Православие антиавторитарно, антинационалистично, антимилитарно: это истина ясна, как ясен сам свет; почему же тогда в странах православной культуры не блокированы авторитаризм, национализм и милитаризм — и даже более — почему зачастую авторитаризм, национализм и милитаризм получают в этих странах даже и некое правосолавнообразное оправдание? — над этим часто задумывались российские православные христиане, некоторые тексты которых составили нашу нынешнюю подборку: тема громадна, мы выбрали лишь немногие тексты, разбив наше изложение на 12 главок и три части.
Классические тексты
I.
Сначала — несколько классических дореволюционных текстов.
«Национальный вопрос в России» Владимира Соловьева — классическая христианская, философская книга против национализма вообще и русского национализма в частности (и против цивилизационных теорий а-ля Данилевский). Соловьев тут излагает идею «христианской» политики. Христианство предписывает быть нравственным каждому человеку — это всем понятно, это банальность. Однако такие вещи, как «общество», «государство» — не самостоятельные сущности, они «состоят» из людей — и, следовательно, если они состоят из христиан, то они очевидным образом сами должны быть христианскими, то есть нравственными. Если политика у вас — не христианская, то есть безнравственная, то вы — просто-напросто не христиане, вы — грешники.
Часто повторяемая ложь «политика безнравственна» — кому она выгодна? — политикам, которые так оправдывают свою безнравственность. Максима «политика безнравственна» есть не что иное, как обоснование даже не делать попыток вести моральную политику. На самом же деле политика, разумеется, есть искусство нравственного устройства общества — справедливого, дающего всем равные возможности, уменьшающего насилие и пр. — христианского общества короче говоря.

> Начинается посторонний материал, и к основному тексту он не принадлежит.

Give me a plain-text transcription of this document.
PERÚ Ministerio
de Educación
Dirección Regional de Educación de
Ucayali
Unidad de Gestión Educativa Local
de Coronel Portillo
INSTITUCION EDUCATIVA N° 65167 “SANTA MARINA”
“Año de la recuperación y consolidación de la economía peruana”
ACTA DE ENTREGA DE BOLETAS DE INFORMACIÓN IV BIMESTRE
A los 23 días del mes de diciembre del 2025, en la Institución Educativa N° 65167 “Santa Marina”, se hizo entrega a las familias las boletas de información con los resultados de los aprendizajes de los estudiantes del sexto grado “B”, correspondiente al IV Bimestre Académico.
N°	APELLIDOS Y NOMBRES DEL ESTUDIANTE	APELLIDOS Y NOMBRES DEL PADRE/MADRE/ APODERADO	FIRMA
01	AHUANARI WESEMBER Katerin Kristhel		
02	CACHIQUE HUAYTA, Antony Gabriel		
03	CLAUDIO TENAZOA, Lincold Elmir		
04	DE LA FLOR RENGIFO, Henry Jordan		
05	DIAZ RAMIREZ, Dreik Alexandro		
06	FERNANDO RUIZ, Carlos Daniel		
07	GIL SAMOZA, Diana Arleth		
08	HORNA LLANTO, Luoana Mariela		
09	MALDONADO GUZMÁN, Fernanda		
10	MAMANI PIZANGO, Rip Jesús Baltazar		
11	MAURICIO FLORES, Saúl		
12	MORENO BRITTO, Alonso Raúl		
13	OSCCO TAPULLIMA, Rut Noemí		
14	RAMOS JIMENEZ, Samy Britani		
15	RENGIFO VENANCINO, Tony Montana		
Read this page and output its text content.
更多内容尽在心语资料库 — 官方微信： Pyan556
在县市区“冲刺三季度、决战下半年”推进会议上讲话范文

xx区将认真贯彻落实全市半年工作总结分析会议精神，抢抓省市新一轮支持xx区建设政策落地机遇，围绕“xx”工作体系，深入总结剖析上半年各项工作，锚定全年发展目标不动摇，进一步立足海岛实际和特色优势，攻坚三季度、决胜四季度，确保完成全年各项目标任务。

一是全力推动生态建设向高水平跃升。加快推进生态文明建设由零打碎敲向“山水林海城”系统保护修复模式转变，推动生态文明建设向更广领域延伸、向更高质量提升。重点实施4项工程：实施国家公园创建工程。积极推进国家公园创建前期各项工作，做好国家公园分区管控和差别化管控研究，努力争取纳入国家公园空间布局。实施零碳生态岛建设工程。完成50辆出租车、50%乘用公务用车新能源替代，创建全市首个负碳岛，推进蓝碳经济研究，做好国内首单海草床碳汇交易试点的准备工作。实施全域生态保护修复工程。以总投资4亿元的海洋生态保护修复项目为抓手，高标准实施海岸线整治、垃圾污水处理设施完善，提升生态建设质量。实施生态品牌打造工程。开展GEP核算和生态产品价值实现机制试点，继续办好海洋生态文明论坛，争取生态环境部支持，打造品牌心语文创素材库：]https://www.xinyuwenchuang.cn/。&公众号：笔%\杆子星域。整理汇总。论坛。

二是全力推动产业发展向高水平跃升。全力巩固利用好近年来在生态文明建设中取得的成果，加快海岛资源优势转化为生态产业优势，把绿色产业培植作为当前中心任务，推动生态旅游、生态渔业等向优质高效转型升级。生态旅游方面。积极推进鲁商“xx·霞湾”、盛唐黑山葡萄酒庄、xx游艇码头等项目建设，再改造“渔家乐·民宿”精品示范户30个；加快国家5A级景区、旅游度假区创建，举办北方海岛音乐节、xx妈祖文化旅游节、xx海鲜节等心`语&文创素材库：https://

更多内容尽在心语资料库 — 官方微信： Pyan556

Что же национализм? — это эгоизм в политике, имморализм в политике. Давить ради своего интереса кого-то другого — это есть просто-напросто зло, думать, что ты лучше других — просто-напросто грех и глупость. Не говоря уже о том, что национализм абсолютно не совместим с христианством, ибо во Христе нет «ни эллина, ни иудея, ни скифа, ни варвара». Христианство есть абсолютная истина, то есть истина, рассчитанная на всех людей — на все народы. Христианство есть преодоление национализма, ибо национализм есть язычество в политике. Бог един для всех, мораль едина для всех, Иисус умер за всех. Национализм — язычество, «христианский национализм» — кощунство.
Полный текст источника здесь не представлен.